Methods: The study was performed in adult patients with AD. Development of the ADCT followed US Food and Drug Administration (FDA) guidelines on patient-reported outcome measures (PROMs). Qualitative research, including targeted literature review, interviews with clinical experts, and combined concept elicitation/cognitive debriefing with patients with AD, was conducted to provide a list of comprehensive concepts capturing AD control per physician and patient perspectives. Quantitative methods assessed psychometric properties of the instrument and defined the threshold for AD control.
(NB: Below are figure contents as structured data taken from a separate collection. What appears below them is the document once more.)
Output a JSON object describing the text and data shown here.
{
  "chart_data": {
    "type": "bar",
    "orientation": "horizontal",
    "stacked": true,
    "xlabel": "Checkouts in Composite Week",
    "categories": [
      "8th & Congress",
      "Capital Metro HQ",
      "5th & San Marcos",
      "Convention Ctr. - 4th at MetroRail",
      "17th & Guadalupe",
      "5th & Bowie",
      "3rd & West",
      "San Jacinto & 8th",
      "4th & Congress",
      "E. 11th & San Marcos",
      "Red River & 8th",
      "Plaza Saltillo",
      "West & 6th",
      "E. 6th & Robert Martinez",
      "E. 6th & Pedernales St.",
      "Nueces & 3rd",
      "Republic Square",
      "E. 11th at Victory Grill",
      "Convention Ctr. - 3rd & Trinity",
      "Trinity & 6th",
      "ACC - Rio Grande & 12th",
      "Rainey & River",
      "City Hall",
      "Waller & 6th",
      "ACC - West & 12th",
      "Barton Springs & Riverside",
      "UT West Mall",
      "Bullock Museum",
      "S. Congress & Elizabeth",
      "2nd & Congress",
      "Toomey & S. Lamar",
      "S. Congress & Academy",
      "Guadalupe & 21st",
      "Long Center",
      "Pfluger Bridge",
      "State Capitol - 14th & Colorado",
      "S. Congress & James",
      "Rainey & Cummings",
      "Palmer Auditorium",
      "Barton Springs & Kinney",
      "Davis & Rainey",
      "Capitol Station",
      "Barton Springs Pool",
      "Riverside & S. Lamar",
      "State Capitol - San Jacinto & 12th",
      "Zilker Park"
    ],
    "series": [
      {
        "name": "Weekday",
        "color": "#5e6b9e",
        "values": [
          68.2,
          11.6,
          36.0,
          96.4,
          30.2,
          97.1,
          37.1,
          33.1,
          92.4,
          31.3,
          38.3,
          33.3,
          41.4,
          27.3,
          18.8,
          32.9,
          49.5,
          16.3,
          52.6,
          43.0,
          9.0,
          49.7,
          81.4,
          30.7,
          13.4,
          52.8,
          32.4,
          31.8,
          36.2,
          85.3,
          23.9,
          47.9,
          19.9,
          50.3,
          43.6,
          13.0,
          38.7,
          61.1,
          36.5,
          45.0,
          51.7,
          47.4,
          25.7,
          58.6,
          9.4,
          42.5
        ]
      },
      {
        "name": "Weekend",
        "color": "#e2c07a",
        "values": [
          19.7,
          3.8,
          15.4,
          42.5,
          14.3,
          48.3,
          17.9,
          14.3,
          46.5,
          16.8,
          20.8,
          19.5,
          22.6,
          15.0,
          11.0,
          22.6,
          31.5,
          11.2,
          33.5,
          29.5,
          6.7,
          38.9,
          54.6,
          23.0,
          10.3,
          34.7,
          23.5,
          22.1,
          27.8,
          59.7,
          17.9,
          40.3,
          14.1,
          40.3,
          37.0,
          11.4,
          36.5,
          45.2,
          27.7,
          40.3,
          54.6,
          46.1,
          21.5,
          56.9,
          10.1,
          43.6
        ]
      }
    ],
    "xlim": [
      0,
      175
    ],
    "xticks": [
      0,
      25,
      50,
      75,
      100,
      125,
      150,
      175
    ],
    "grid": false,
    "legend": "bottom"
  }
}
Results: The resulting pilot six-item ADCT, reflecting key concepts related to AD control, had 7-day recall and assessed symptoms and impacts on patients' everyday lives by severity and/or frequency. The ADCT showed good content validity (well understood by adult patients with AD), and quick completion time (<2 min). Psychometric analysis indicated no floor/ceiling effects for response distributions, particularly strong (
r ≥ 0.80) inter-item correlations for the six ADCT items, robust construct validity (
r > 0.50), and item-level discriminating ability (
p < .03); this supported the derivation of a total score based on responses to all items. ADCT total score showed evidence of strong internal consistency reliability (Cronbach's alpha >0.80). A score ≥7 points was identified as an optimum threshold to identify patients whose AD is "not in control."
Conclusions: No single validated instrument has been available to holistically evaluate patient-perceived AD control. The newly developed ADCT displays good-to-excellent content validity, construct validity, internal consistency, reliability, and discriminating ability.